VB-0720, Arbeitsrichtlinie Produktsicherheit

180.2. Verfahren

180.2.1. Begriffsbestimmungen

(1) Die Kinderlaufhilfe ist ein Gerät, in dem das Kind sitzend oder stehend in der Lage ist, sich mit Hilfe der durch den Rahmen gegebenen Unterstützung selbst fortzubewegen. (2) Kinderlaufhilfen müssen in zusammengebautem Zustand so beschaffen sein, dass für das Kind oder die Aufsichtsperson kein Risiko besteht, sich Quetschungen, Schnittwunden oder andere Verletzungen zuzuziehen. (3) Alle Ecken, Kanten und hervorstehenden Teile sind so auszuführen, dass die Verletzungsgefahr gering ist.

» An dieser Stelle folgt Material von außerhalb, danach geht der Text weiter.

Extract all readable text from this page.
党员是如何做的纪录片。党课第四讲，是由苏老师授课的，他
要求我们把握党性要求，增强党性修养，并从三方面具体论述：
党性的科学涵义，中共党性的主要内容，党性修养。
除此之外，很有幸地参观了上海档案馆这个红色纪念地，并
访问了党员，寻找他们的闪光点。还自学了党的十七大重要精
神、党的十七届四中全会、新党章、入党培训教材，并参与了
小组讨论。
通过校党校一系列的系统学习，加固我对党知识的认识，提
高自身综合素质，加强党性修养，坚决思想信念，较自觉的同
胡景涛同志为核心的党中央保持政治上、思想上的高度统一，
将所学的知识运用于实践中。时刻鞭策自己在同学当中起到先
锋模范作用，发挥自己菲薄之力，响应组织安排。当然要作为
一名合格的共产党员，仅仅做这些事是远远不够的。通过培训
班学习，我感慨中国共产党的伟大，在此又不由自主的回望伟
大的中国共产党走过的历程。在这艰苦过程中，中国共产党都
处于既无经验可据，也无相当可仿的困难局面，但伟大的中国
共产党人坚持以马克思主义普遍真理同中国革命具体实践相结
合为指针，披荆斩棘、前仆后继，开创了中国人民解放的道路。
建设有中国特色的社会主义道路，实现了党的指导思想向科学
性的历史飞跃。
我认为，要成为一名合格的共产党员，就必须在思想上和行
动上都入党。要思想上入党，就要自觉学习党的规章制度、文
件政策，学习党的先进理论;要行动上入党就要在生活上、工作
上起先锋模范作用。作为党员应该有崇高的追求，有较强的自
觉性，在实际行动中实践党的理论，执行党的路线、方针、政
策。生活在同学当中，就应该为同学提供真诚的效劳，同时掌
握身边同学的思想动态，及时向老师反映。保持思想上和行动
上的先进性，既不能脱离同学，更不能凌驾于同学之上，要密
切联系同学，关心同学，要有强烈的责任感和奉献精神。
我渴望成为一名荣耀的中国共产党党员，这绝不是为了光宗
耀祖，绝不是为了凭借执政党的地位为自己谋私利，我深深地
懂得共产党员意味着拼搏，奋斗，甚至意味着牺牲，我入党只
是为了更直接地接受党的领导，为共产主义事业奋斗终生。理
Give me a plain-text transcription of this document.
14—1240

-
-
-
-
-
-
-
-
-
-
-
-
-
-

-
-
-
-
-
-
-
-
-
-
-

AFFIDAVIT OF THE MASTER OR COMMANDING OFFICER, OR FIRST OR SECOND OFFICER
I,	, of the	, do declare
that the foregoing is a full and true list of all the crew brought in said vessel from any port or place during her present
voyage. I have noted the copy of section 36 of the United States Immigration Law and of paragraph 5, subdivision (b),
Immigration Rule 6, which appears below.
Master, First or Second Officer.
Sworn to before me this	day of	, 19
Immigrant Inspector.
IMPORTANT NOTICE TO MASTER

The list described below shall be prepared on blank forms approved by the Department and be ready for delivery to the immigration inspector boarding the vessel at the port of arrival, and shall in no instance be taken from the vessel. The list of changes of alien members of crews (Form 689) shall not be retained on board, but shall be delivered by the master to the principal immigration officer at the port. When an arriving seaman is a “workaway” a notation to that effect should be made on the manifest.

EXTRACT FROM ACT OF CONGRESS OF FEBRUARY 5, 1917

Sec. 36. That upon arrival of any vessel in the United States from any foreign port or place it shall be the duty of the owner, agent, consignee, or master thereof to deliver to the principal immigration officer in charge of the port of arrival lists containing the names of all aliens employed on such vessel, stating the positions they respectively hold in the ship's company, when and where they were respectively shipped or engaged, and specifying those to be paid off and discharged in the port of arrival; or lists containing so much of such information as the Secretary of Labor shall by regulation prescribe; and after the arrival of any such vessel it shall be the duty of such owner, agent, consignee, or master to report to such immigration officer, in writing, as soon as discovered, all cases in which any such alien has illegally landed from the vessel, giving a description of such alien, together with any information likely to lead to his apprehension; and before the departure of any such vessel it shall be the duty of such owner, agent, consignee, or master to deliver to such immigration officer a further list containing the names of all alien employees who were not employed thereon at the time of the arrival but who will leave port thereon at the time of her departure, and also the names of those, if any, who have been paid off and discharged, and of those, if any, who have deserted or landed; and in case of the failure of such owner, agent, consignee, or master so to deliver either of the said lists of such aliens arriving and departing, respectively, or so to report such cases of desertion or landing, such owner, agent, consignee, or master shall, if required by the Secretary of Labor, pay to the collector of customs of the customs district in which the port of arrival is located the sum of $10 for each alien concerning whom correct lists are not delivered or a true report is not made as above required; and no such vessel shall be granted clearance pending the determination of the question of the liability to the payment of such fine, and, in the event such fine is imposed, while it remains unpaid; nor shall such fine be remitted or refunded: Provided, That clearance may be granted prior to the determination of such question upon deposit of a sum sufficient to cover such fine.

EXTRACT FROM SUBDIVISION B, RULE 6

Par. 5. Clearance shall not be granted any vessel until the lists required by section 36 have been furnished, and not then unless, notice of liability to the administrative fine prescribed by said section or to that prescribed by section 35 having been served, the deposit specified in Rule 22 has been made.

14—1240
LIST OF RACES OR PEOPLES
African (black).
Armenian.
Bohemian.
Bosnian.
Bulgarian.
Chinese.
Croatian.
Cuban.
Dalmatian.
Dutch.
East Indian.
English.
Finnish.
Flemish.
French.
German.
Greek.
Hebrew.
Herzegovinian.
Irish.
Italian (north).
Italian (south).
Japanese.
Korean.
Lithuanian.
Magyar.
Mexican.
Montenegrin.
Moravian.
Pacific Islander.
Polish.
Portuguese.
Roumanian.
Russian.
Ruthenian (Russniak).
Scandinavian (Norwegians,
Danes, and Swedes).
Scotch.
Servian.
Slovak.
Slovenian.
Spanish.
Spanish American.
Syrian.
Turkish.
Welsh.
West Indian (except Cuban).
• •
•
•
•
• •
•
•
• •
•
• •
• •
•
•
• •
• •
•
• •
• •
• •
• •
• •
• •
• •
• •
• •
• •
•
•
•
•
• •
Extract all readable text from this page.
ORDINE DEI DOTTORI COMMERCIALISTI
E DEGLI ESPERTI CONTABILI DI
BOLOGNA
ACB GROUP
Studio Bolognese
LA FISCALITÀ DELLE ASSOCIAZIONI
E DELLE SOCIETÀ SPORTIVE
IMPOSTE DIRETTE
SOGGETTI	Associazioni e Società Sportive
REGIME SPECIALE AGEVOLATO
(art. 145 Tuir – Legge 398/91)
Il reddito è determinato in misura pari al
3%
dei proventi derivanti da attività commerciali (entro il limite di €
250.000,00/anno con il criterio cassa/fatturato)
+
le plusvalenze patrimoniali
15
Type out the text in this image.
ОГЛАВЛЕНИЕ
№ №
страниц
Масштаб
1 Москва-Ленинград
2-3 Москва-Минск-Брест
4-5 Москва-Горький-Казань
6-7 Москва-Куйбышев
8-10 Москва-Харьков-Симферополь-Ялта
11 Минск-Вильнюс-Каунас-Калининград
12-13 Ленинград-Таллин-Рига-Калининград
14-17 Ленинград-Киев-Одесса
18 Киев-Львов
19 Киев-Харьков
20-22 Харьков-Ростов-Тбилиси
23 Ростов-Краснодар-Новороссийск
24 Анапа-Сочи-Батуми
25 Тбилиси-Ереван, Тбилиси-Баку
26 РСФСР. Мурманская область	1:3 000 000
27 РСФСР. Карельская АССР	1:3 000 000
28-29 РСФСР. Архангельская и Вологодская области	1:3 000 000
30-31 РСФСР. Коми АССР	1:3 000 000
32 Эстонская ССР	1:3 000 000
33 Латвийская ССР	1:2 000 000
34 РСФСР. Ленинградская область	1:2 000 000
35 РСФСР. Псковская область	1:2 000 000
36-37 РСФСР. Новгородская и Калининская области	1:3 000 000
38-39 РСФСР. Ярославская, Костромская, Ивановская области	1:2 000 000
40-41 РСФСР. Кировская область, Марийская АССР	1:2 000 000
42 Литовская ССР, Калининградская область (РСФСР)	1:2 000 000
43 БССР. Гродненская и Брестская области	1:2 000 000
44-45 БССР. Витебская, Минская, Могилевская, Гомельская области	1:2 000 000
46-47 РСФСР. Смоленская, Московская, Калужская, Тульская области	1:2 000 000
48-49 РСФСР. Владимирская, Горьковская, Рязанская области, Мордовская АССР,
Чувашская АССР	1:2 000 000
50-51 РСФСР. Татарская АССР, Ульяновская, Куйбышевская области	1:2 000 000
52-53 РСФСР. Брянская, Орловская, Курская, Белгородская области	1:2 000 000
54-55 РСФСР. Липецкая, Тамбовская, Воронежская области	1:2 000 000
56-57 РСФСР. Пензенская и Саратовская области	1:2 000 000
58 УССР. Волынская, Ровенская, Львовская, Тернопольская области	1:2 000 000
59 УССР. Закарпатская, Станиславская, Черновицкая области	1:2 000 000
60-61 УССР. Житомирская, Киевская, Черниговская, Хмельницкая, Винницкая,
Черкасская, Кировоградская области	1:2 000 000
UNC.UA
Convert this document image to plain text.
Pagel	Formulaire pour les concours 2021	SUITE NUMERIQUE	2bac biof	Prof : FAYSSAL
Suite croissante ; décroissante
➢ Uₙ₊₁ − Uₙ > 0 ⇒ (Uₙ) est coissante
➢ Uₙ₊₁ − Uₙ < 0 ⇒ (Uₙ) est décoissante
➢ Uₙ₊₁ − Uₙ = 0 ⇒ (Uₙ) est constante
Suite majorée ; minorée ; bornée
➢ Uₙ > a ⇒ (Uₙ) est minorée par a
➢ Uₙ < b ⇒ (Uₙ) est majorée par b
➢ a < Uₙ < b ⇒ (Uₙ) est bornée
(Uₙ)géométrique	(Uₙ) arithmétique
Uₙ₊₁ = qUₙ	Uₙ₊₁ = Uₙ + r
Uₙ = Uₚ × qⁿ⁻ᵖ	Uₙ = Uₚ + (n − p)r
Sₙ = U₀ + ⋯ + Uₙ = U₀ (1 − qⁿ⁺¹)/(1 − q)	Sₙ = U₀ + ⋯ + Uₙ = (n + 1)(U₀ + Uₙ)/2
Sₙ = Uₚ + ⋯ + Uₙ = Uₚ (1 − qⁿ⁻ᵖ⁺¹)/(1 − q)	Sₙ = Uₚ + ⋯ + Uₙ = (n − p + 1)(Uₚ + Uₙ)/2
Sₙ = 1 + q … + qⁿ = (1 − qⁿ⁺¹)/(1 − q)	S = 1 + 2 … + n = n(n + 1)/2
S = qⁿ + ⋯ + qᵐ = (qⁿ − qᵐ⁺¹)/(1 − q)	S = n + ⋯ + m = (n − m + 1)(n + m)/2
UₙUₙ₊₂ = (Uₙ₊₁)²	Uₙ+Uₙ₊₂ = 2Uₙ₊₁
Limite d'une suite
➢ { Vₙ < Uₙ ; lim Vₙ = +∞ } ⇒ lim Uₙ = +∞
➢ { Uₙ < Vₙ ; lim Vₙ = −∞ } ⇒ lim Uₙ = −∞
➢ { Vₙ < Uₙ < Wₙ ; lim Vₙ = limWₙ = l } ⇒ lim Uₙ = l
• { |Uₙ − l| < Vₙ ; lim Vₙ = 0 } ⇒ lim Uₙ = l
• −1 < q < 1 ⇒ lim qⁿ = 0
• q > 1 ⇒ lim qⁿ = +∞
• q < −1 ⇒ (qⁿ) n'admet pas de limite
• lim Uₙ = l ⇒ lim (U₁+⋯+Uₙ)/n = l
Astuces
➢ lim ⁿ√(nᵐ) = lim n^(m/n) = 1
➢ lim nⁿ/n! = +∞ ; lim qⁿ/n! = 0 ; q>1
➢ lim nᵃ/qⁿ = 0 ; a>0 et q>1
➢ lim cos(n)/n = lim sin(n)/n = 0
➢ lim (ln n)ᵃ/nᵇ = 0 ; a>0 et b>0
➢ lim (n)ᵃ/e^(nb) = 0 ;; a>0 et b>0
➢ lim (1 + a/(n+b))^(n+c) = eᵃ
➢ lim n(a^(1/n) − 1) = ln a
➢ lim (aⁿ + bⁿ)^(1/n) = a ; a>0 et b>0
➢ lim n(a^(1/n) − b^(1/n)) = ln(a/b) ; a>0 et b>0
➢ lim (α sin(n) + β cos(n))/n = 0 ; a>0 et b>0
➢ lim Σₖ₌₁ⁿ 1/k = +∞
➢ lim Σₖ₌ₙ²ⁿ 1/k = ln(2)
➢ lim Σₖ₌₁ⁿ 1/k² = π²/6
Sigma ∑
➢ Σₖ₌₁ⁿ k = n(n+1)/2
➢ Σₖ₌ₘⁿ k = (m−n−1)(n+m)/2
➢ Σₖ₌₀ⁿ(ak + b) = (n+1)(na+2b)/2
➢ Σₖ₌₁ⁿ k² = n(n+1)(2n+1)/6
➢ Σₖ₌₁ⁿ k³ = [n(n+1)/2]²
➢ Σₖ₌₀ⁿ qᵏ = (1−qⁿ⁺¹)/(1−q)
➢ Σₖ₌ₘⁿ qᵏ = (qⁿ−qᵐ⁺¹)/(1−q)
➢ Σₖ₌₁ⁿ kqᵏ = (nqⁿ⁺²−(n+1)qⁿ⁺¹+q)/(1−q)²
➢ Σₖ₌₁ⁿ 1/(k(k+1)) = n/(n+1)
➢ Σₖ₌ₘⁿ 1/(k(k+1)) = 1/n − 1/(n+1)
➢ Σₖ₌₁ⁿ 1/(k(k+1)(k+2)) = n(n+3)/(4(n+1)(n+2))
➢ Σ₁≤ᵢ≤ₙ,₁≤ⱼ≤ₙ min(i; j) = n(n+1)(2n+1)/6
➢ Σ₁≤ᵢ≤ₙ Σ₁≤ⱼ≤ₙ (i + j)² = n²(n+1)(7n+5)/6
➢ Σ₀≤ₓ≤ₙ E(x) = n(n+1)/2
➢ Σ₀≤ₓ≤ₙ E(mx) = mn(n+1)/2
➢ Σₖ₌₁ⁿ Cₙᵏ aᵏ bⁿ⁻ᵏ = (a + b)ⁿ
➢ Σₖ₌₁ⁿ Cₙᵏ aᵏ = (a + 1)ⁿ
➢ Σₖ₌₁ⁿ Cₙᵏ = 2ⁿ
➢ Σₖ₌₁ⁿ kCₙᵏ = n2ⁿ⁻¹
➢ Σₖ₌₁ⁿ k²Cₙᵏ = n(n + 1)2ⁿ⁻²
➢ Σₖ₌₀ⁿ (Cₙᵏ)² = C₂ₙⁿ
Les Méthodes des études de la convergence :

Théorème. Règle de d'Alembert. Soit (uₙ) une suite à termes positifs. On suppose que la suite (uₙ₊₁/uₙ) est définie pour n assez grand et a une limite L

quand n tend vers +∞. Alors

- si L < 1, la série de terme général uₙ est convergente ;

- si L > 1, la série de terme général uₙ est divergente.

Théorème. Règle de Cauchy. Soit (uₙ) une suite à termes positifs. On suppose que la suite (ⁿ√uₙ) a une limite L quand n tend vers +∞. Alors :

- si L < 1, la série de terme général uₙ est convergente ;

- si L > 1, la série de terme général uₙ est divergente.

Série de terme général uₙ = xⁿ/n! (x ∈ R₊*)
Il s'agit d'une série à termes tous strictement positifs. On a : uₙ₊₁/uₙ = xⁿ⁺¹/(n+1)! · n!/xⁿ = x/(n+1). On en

Bei einer Wanddicke unter 4 mm, müssen einer der folgenden Anforderungen erfüllen: Sie müssen:
  • gefasst oder abgerundet;
  • gefaltet, umgebogen oder spiralförmig eingerollt oder
  • mit einem Kunststoffüberzug oder einem anderem geeigneten Mittel geschützt sein.
(4) Die Kinderlaufhilfe muss mit einem Schritt-Gurt ausgestattet sein. Der Schritt-Gurtist ein zwischen den Beinen des Kindes hindurchgeführte Vorrichtung, die das Kind vor dem Herausrutschen aus dem Sitz schützt. Wenn der Schritt-Gurt aus elastischem Werkstoff besteht, muss er mindestens 50 mm breit sein. Wenn der Schritt-Gurt aus starrem Werkstoff besteht, muss er mindestens 20 mm breit sein. (5) Keine Kinderlaufhilfen nach der Kinderlaufhilfenverordnung sind solche,
  • die zu therapeutischen Zwecken und Heilbehandlungen verwendet werden, oder
  • bei denen das Kind von aufblasbaren Teilen gestützt wird.
Anmerkung: Kinderlaufhilfen, bei denen das Kind lediglich von aufblasbaren Teilen gestützt wird, fallen wegen des Problems, die Stabilität der Konstruktion zu bewahren, nicht in den Anwendungsbereich der Kinderlaufhilfenverordnung (siehe Abs.5).